Cook the Potatoes: Place the cubed potatoes in a large pot and cover with cold water by about an inch. Add 1 teaspoon of salt to the water. Bring to a boil, then reduce heat and simmer until the potatoes are fork-tender but not mushy, about 10-15 minutes. Drain thoroughly and spread them out on a baking sheet to cool completely. This step is crucial to prevent a watery potato salad.
Prepare the Dressing: While the potatoes cool, in a medium bowl, whisk together the mayonnaise, yellow mustard, apple cider vinegar, granulated sugar (if using), salt, and black pepper until well combined and smooth. Taste and adjust seasonings as needed. If you're wondering if you can use Greek yogurt instead of mayonnaise, you can for a lighter version, but it will alter the classic creamy texture and tangy flavor profile.
Combine Ingredients: In a large mixing bowl, gently combine the cooled potatoes, chopped hard-boiled eggs, celery, red onion, and chopped fresh parsley. Pour the prepared dressing over the potato mixture.
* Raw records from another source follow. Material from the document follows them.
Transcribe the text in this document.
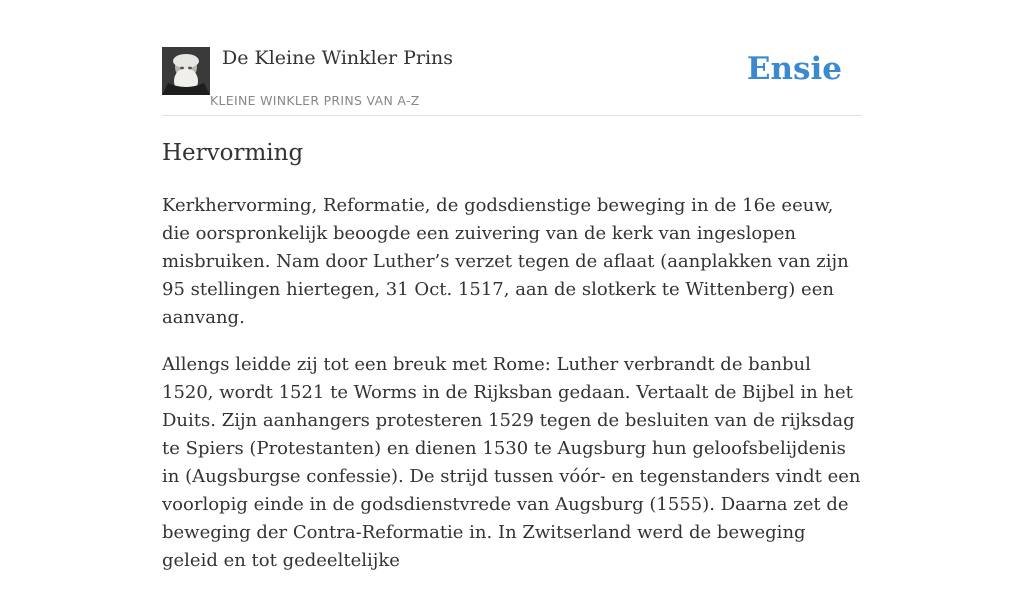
De Kleine Winkler Prins
KLEINE WINKLER PRINS VAN A-Z
Ensie
Hervorming

Kerkhervorming, Reformatie, de godsdienstige beweging in de 16e eeuw, die oorspronkelijk beoogde een zuivering van de kerk van ingeslopen misbruiken. Nam door Luther’s verzet tegen de aflaat (aanplakken van zijn 95 stellingen hiertegen, 31 Oct. 1517, aan de slotkerk te Wittenberg) een aanvang.

Allengs leidde zij tot een breuk met Rome: Luther verbrandt de banbul 1520, wordt 1521 te Worms in de Rijksban gedaan. Vertaalt de Bijbel in het Duits. Zijn aanhangers protesteren 1529 tegen de besluiten van de rijksdag te Spiers (Protestanten) en dienen 1530 te Augsburg hun geloofsbelijdenis in (Augsburgse confessie). De strijd tussen vóór- en tegenstanders vindt een voorlopig einde in de godsdienstvrede van Augsburg (1555). Daarna zet de beweging der Contra-Reformatie in. In Zwitserland werd de beweging geleid en tot gedeeltelijke
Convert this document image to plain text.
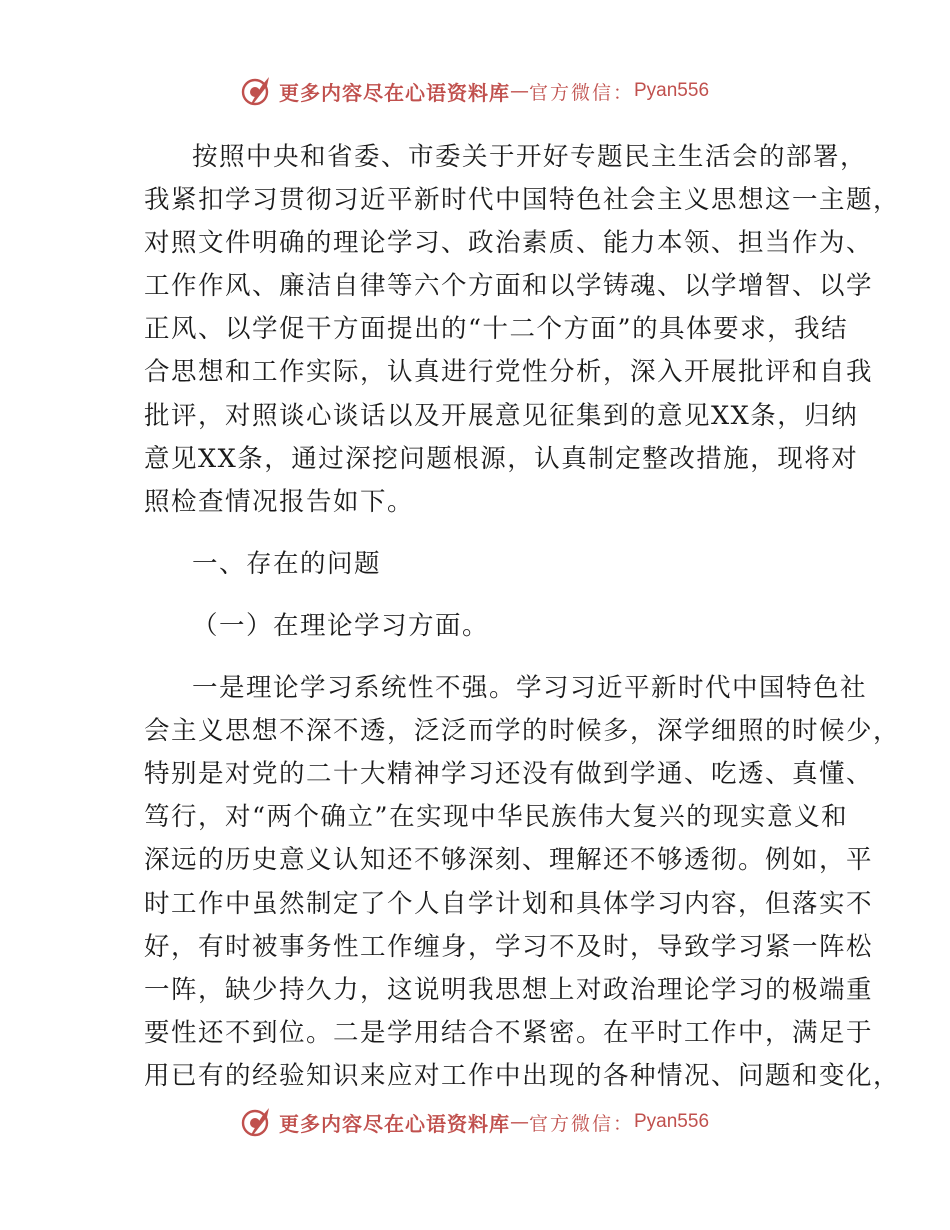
更多内容尽在心语资料库 — 官方微信： Pyan556
按照中央和省委、市委关于开好专题民主生活会的部署，
我紧扣学习贯彻习近平新时代中国特色社会主义思想这一主题，
对照文件明确的理论学习、政治素质、能力本领、担当作为、
工作作风、廉洁自律等六个方面和以学铸魂、以学增智、以学
正风、以学促干方面提出的“十二个方面”的具体要求，我结
合思想和工作实际，认真进行党性分析，深入开展批评和自我
批评，对照谈心谈话以及开展意见征集到的意见XX条，归纳
意见XX条，通过深挖问题根源，认真制定整改措施，现将对
照检查情况报告如下。
一、存在的问题
（一）在理论学习方面。
一是理论学习系统性不强。学习习近平新时代中国特色社
会主义思想不深不透，泛泛而学的时候多，深学细照的时候少，
特别是对党的二十大精神学习还没有做到学通、吃透、真懂、
笃行，对“两个确立”在实现中华民族伟大复兴的现实意义和
深远的历史意义认知还不够深刻、理解还不够透彻。例如，平
时工作中虽然制定了个人自学计划和具体学习内容，但落实不
好，有时被事务性工作缠身，学习不及时，导致学习紧一阵松
一阵，缺少持久力，这说明我思想上对政治理论学习的极端重
要性还不到位。二是学用结合不紧密。在平时工作中，满足于
用已有的经验知识来应对工作中出现的各种情况、问题和变化，
更多内容尽在心语资料库 — 官方微信： Pyan556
Mix and Chill: Gently fold all the ingredients together until the potatoes and vegetables are evenly coated with the dressing. Be careful not to mash the potatoes. Cover the bowl tightly with plastic wrap and refrigerate for at least 2 hours, or preferably overnight, to allow the flavors to meld. You might ask, can I make potato salad ahead of time? Yes, absolutely, it's often better the next day!
Serve and Garnish: Before serving, give the potato salad another gentle stir. Taste and adjust seasonings one last time if necessary. Garnish with a sprinkle of paprika and extra fresh parsley. Serve chilled. For questions like 'how long does potato salad last in the fridge?', it typically lasts 3-4 days when properly stored.